0619 GMT March 19, 2019
The volcano on the Greek island of Santorini erupted sometime during the 15th or 16th century BCE, but scientists have previously been frustrated by discrepancies between radiocarbon and archeological evidence of the ancient eruption's precise timing, UPI wrote.
Charlotte Pearson, an assistant professor of dendrochronology at the University of Arizona, said in a news release, "It's about tying together a timeline of ancient Egypt, Greece, Turkey and the rest of the Mediterranean at this critical point in the ancient world — that's what dating Thera can do."
The latest findings, analysis of carbon in tree rings traced to the time of the eruption, have revealed an agreement, or overlap, between the timelines offered by radiocarbon and archeological evidence.
The breakthrough, detailed in the journal Science Advances, will help scientists more accurately date ancient Mediterranean artifacts.
"The volcano erupts and represents one short moment in time," said Pearson. "If you can date precisely when that moment is, then whenever you find evidence of that moment at any archeological site, you suddenly have a very precise marker point in time — and that's really powerful for examining human/environmental interactions around that time period."
The ancient eruption buried Santorini's Minoan settlement in a 130-foot layer of ash and pumice. Thera's volcanic ash was deposited as far away as Egypt.
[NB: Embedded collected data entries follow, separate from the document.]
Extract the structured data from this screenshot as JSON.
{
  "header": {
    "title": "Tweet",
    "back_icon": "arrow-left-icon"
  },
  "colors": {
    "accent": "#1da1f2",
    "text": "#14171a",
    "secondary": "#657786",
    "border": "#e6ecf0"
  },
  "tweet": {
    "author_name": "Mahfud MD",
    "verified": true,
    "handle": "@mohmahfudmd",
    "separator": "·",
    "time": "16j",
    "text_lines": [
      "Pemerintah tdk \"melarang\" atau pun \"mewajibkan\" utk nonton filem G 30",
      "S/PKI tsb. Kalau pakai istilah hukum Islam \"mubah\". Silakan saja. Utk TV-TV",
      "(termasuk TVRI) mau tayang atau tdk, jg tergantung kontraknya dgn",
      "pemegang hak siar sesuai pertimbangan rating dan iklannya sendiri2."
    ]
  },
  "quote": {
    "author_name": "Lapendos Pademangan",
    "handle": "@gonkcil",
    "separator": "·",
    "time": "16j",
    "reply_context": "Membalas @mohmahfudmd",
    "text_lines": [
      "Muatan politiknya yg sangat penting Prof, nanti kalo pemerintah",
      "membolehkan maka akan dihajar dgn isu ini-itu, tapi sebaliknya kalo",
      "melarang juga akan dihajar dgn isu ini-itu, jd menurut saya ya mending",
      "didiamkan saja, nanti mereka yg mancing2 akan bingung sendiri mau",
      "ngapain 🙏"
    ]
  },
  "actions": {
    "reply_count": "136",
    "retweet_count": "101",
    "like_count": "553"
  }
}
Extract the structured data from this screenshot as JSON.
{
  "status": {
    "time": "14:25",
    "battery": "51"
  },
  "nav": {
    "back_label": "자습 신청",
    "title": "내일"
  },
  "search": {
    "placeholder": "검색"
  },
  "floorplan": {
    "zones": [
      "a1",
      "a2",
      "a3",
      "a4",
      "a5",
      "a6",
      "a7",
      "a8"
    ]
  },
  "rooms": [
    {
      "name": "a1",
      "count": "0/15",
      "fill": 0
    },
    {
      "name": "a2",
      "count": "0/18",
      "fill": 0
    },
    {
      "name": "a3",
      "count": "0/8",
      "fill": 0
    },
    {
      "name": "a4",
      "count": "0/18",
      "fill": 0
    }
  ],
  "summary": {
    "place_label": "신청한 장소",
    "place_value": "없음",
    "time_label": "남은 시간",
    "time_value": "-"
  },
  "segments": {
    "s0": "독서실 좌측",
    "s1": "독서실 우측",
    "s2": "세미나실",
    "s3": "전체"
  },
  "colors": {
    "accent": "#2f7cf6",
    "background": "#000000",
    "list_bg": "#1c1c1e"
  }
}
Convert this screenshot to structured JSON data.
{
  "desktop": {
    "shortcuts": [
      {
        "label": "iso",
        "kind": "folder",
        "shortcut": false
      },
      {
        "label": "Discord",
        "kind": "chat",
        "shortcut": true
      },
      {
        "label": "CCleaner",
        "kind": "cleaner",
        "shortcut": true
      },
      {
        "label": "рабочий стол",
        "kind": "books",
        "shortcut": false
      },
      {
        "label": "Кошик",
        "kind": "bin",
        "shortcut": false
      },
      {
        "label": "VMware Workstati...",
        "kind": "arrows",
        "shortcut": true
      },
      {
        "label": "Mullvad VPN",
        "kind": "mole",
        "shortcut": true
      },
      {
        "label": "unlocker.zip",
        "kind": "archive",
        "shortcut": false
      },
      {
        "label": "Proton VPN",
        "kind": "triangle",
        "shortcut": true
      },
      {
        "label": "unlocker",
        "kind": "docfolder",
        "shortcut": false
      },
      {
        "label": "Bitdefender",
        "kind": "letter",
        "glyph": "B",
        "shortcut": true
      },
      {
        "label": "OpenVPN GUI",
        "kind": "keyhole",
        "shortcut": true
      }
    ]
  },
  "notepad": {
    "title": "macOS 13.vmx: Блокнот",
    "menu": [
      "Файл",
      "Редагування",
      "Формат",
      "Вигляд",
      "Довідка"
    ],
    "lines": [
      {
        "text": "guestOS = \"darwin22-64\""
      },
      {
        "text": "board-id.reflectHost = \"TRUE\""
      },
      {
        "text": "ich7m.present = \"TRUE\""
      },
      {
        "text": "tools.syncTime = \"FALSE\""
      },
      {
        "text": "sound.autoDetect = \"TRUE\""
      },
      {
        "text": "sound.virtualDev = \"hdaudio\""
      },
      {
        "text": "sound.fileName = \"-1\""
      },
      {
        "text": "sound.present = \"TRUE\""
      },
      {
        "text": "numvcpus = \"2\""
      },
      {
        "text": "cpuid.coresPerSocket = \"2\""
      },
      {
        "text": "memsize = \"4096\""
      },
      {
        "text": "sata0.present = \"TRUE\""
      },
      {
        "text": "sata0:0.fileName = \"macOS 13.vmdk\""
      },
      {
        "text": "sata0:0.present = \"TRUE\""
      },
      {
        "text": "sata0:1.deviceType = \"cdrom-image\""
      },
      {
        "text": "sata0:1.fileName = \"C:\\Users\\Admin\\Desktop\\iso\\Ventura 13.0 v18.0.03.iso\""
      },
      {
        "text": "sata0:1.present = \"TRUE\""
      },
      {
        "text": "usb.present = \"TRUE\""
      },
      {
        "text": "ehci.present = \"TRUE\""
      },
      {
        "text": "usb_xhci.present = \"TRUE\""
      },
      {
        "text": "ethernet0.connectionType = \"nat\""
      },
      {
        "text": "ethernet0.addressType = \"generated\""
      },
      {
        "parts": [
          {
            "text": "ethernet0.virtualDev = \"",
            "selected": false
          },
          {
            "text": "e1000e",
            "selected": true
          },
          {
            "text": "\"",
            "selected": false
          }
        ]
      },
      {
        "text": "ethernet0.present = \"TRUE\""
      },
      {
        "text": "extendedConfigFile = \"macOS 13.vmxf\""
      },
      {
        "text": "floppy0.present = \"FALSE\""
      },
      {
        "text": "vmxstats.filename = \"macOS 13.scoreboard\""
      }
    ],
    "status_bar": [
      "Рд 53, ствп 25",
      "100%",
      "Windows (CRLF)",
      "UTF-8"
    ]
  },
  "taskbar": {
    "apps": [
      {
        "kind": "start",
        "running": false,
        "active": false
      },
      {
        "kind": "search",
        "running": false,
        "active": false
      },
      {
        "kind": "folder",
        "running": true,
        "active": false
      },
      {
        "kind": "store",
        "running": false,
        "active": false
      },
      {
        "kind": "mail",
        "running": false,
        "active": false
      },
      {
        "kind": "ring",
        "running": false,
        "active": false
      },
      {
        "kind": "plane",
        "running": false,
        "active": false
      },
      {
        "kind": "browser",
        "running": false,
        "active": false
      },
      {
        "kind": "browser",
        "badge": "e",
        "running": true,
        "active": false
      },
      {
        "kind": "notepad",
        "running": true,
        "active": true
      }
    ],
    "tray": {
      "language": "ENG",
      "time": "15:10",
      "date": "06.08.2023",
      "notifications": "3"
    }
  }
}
Archeological artifacts from across the Mediterranean, found near the layer of ash, suggest Thera erupted between 1570 and 1500 BCE, but radiocarbon dating of organic material found just beneath the ash layer suggests Thera erupted around 1600 BCE.
The latest tree ring analysis determined the eruption occurred sometime between 1600 and 1525 BCE.
Researchers have previously used tree rings to accurately data an ancient volcanic eruption in Iceland.
"Every tree ring is a time capsule of the radiocarbon at the year in which it grew, so we can say here's a tree ring from 1600 BCE and here's how much radiocarbon is in it," Pearson said.
Scientists analyzed more than 285 tree samples featuring rings relevant to Thera's eruption timeline.
Because carbon-14, found in all organic matter, decays at a steady rate, scientists can determine when a tree rings grew by how much carbon-14 is found in each ring.
Trees like Irish oaks and bristlecone pines, which grow a new tree ring every year, can offer scientists a record of environmental history dating back thousands of years.
When, large volcanic eruptions spew ash into the atmosphere, more sunlight is reflected and global temperatures drop. Cooler years result in narrower tree rings. Among the newly analyzed tree samples, scientists found several narrow rings dated to between 1600 and 1525.
Scientists hope other researchers will used their method of tree ring analysis to recalibrate radiocarbon dating of other types of organic artifacts.
Gregory Hodgins, director of Arizona's Accelerator Mass Spectrometry Laboratory, said, "This research is about Thera, but really, the implications of it are profound for anyone that uses radiocarbon dating throughout the world for this time span. "There's a kind of revolution in the radiocarbon community to revise the calibration curve using these more precise measurements."